When Emerson, Lake and Palmer started working together, they began building upon this blueprint that their bandmate had set, and it led to the development of a pretty extravagant sound. It’s pretty hard to dislike; however, it wasn’t an absolute reflection of what prog rock could be. The wonderful thing about the genre is what Frank Zappa refers to, the fact that there are those undeniable rock elements, but bands can also add whatever they want in order to change the sound. 

It seems that Greg Lake was well aware of how effective this versatility within the genre could be, as when he spoke about his favourite album with the band, he chose perhaps one of their most musically scattered. Trilogy was released in 1972, and it showed us the band at their most flamboyant, but also reflected how well they could play stripped-back, folk-infused numbers. 

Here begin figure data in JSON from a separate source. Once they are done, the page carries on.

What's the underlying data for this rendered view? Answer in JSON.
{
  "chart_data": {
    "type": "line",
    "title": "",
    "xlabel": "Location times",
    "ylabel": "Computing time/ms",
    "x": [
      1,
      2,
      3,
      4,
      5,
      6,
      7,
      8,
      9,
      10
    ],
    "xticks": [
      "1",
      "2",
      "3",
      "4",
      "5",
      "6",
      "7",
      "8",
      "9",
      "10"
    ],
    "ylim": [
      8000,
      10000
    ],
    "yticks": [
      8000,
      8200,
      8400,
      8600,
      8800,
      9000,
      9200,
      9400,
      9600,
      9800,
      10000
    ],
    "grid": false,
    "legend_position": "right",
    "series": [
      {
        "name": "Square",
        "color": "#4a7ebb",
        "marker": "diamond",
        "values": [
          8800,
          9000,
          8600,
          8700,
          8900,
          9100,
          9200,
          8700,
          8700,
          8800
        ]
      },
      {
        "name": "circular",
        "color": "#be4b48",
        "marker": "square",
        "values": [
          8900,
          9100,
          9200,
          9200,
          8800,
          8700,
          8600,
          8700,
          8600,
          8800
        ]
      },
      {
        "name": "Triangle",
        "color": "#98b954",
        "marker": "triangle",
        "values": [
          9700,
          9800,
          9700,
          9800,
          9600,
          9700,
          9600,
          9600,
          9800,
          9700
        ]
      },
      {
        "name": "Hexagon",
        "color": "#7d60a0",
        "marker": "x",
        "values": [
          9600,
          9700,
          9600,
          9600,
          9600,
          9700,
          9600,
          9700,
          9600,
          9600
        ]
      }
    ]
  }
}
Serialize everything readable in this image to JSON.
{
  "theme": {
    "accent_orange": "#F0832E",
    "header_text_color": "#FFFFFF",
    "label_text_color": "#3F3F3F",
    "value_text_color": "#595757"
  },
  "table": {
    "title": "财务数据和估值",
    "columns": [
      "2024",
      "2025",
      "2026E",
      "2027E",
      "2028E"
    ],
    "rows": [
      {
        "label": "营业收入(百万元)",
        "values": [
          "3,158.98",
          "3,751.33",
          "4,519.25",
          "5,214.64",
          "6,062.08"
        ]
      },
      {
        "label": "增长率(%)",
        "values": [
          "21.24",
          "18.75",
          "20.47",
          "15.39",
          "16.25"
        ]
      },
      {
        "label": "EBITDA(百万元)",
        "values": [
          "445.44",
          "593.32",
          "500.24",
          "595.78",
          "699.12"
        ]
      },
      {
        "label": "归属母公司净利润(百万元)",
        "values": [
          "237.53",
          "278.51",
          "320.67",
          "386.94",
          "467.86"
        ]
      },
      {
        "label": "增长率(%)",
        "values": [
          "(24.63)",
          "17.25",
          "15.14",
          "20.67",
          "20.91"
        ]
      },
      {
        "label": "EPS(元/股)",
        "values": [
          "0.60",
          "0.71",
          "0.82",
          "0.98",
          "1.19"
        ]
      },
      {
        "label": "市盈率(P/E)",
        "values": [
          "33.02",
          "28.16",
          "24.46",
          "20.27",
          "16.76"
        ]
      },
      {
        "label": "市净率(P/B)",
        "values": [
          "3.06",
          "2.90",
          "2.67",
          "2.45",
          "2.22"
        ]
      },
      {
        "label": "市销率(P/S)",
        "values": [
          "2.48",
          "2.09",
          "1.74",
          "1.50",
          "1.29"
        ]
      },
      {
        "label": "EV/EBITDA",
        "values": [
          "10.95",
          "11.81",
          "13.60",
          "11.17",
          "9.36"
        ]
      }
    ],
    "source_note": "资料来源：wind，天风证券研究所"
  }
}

The blend of these different genres, in the hands of a lot of bands, simply wouldn’t work, but this is the force that Emerson, Lake and Palmer were in prog. They could take things that didn’t belong and make them cohesive, allowing rock music to branch outside of what we would usually consider rock. Trilogy might not be everybody’s favourite prog rock album, but it is Lake’s, and it’s also one of the best representations of this unique sound.